La plaza del Muro Occidental en Jerusalén recibió a más de 50 mil asistentes la noche del jueves. La multitud participó en el último servicio de Selijot previo a la festividad de Rosh Hashaná.
El actual Gran Rabino Sefardí de Israel, David Yosef, y su predecesor, Shlomo Moshe Amar, dirigieron los rezos. Diversas figuras públicas acudieron al encuentro, entre ellas el ministro de Seguridad Nacional, Itamar Ben Gvir, y el alcalde de Jerusalén, Moshe Lion. También asistieron los diputados Limor Son Har-Melech y Ohad Tal, junto al comandante de la policía del distrito, Avshalom Peled.
Al inicio de la ceremonia, el mensaje central para las decenas de miles de presentes se enfocó en la unidad del pueblo judío. Se hizo un llamado a dejar atrás las diferencias y fomentar el amor incondicional y la responsabilidad mutua. El objetivo es recibir el Año Nuevo con cohesión, con plegarias por la paz y con la esperanza de buenas noticias para todo el país.
Las oraciones incluyeron peticiones profundas por la protección de los soldados y las fuerzas de seguridad. Además, se pidió por la pronta recuperación de los heridos y por la estabilidad general del Estado de Israel.
Desde el inicio del mes hebreo de Elul, casi un millón de fieles de todos los sectores de la sociedad han visitado este lugar sagrado.
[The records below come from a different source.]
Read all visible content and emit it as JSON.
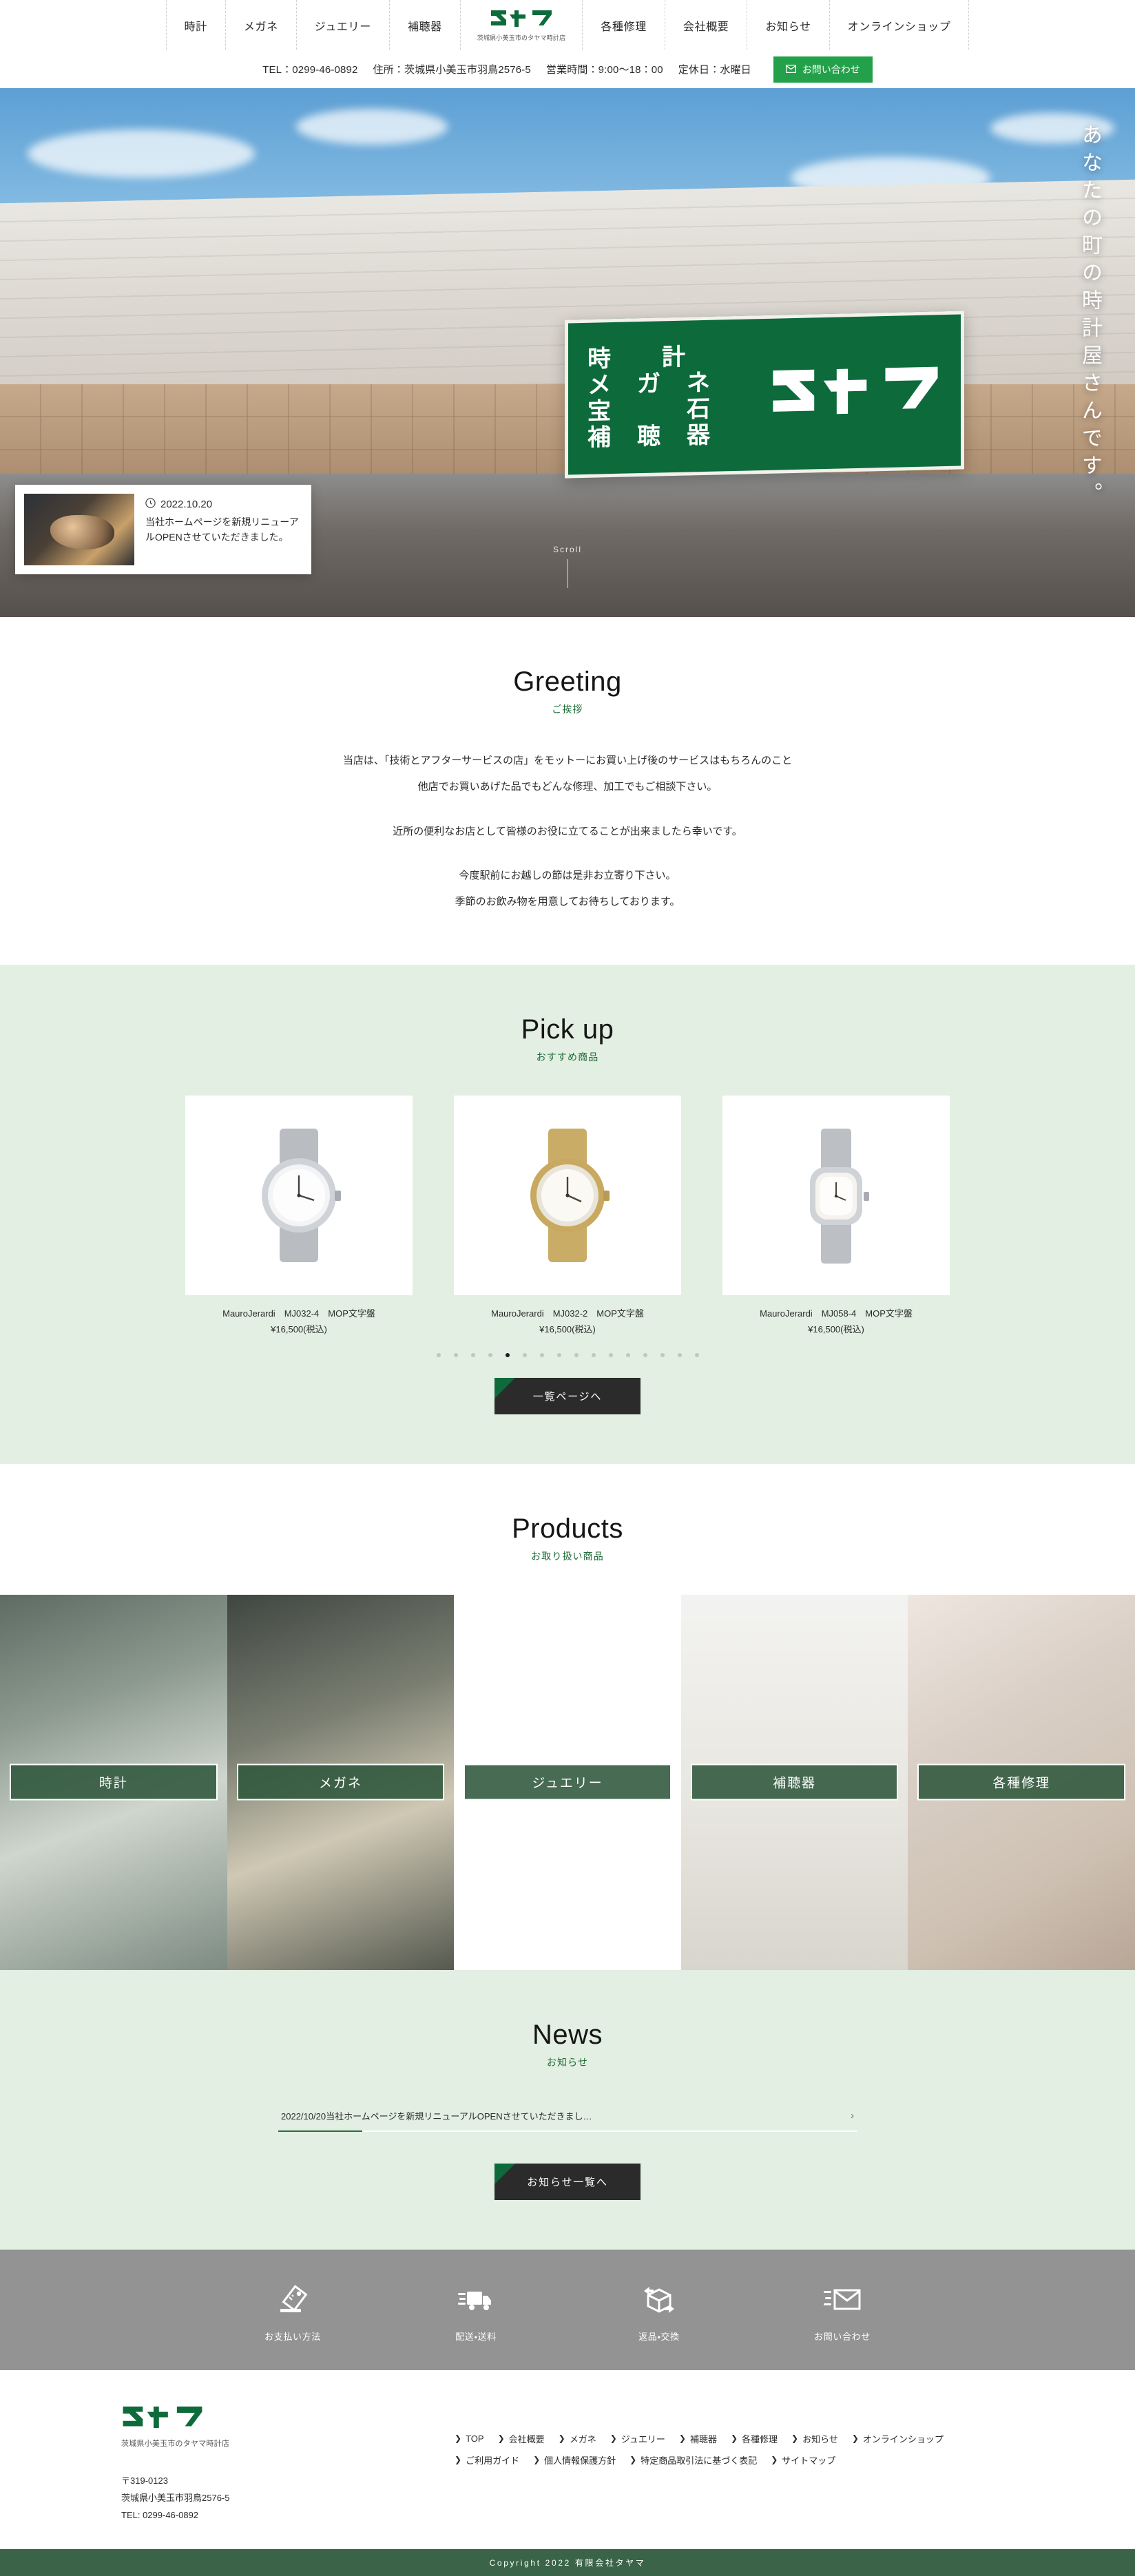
{
  "header": {
    "nav_left": [
      {
        "label": "時計"
      },
      {
        "label": "メガネ"
      },
      {
        "label": "ジュエリー"
      },
      {
        "label": "補聴器"
      }
    ],
    "logo": {
      "mark": "タヤマ",
      "sub": "茨城県小美玉市のタヤマ時計店"
    },
    "nav_right": [
      {
        "label": "各種修理"
      },
      {
        "label": "会社概要"
      },
      {
        "label": "お知らせ"
      },
      {
        "label": "オンラインショップ"
      }
    ]
  },
  "infobar": {
    "tel": "TEL：0299-46-0892",
    "address": "住所：茨城県小美玉市羽鳥2576-5",
    "hours": "営業時間：9:00〜18：00",
    "holiday": "定休日：水曜日",
    "contact_button": "お問い合わせ",
    "contact_icon": "mail-icon",
    "contact_color": "#23a14a"
  },
  "hero": {
    "vertical_text": "あなたの町の時計屋さんです。",
    "scroll_label": "Scroll",
    "sign": {
      "col1": "時",
      "col2": "計",
      "col3": "メ",
      "col4": "ガ",
      "col5": "宝",
      "col6": "ネ",
      "col7": "補聴器",
      "col8": "石",
      "logo": "タヤマ"
    },
    "sign_lines": [
      "時　　計",
      "メ　ガ　ネ",
      "宝　　　石",
      "補　聴　器"
    ],
    "news_card": {
      "date": "2022.10.20",
      "date_icon": "clock-icon",
      "text": "当社ホームページを新規リニューアルOPENさせていただきました。"
    }
  },
  "greeting": {
    "title_en": "Greeting",
    "title_ja": "ご挨拶",
    "lines": [
      "当店は、「技術とアフターサービスの店」をモットーにお買い上げ後のサービスはもちろんのこと",
      "他店でお買いあげた品でもどんな修理、加工でもご相談下さい。",
      "近所の便利なお店として皆様のお役に立てることが出来ましたら幸いです。",
      "今度駅前にお越しの節は是非お立寄り下さい。",
      "季節のお飲み物を用意してお待ちしております。"
    ]
  },
  "pickup": {
    "title_en": "Pick up",
    "title_ja": "おすすめ商品",
    "items": [
      {
        "name": "MauroJerardi　MJ032-4　MOP文字盤",
        "price": "¥16,500(税込)",
        "image": "silver-watch"
      },
      {
        "name": "MauroJerardi　MJ032-2　MOP文字盤",
        "price": "¥16,500(税込)",
        "image": "gold-silver-watch"
      },
      {
        "name": "MauroJerardi　MJ058-4　MOP文字盤",
        "price": "¥16,500(税込)",
        "image": "square-watch"
      }
    ],
    "dot_count": 16,
    "active_dot": 4,
    "button": "一覧ページへ"
  },
  "products": {
    "title_en": "Products",
    "title_ja": "お取り扱い商品",
    "tiles": [
      {
        "label": "時計"
      },
      {
        "label": "メガネ"
      },
      {
        "label": "ジュエリー"
      },
      {
        "label": "補聴器"
      },
      {
        "label": "各種修理"
      }
    ]
  },
  "news": {
    "title_en": "News",
    "title_ja": "お知らせ",
    "items": [
      {
        "text": "2022/10/20当社ホームページを新規リニューアルOPENさせていただきまし…",
        "chevron": "›"
      }
    ],
    "button": "お知らせ一覧へ"
  },
  "services": [
    {
      "label": "お支払い方法",
      "icon": "price-tag-icon"
    },
    {
      "label": "配送・送料",
      "icon": "truck-icon"
    },
    {
      "label": "返品・交換",
      "icon": "return-box-icon"
    },
    {
      "label": "お問い合わせ",
      "icon": "envelope-icon"
    }
  ],
  "footer": {
    "logo_mark": "タヤマ",
    "logo_sub": "茨城県小美玉市のタヤマ時計店",
    "postal": "〒319-0123",
    "address": "茨城県小美玉市羽鳥2576-5",
    "tel": "TEL: 0299-46-0892",
    "links_row1": [
      {
        "label": "TOP"
      },
      {
        "label": "会社概要"
      },
      {
        "label": "メガネ"
      },
      {
        "label": "ジュエリー"
      },
      {
        "label": "補聴器"
      },
      {
        "label": "各種修理"
      },
      {
        "label": "お知らせ"
      },
      {
        "label": "オンラインショップ"
      }
    ],
    "links_row2": [
      {
        "label": "ご利用ガイド"
      },
      {
        "label": "個人情報保護方針"
      },
      {
        "label": "特定商品取引法に基づく表記"
      },
      {
        "label": "サイトマップ"
      }
    ],
    "copyright": "Copyright 2022 有限会社タヤマ"
  },
  "colors": {
    "brand_green": "#0d6b3b",
    "accent_green": "#23a14a",
    "band_green": "#e2efe2",
    "footer_green": "#3a6348",
    "service_gray": "#939393"
  }
}
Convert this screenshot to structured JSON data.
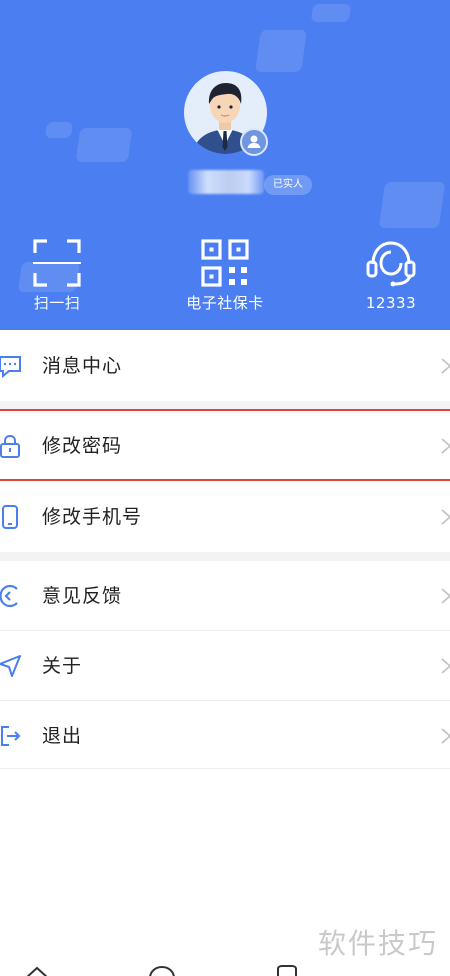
{
  "profile": {
    "verified_tag": "已实人"
  },
  "quick_actions": [
    {
      "label": "扫一扫",
      "icon": "scan-icon"
    },
    {
      "label": "电子社保卡",
      "icon": "qr-code-icon"
    },
    {
      "label": "12333",
      "icon": "headset-icon"
    }
  ],
  "menu": {
    "message_center": "消息中心",
    "change_password": "修改密码",
    "change_phone": "修改手机号",
    "feedback": "意见反馈",
    "about": "关于",
    "logout": "退出"
  },
  "watermark": "软件技巧",
  "colors": {
    "header_bg": "#4a7ef1",
    "icon_accent": "#4a7ef1",
    "highlight_border": "#e0453c"
  }
}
Los servicios multitudinarios en la plaza continuarán durante los Diez Días de Arrepentimiento para quienes deseen asistir.
La enorme afluencia de público motivó la transmisión en directo de la ceremonia sobre las murallas de la Ciudad Vieja y en la Puerta de Jaffa. Esta medida permitió a miles de personas seguir el servicio desde el exterior, ya que el espacio en la plaza resultó insuficiente para la inmensa cantidad de congregados.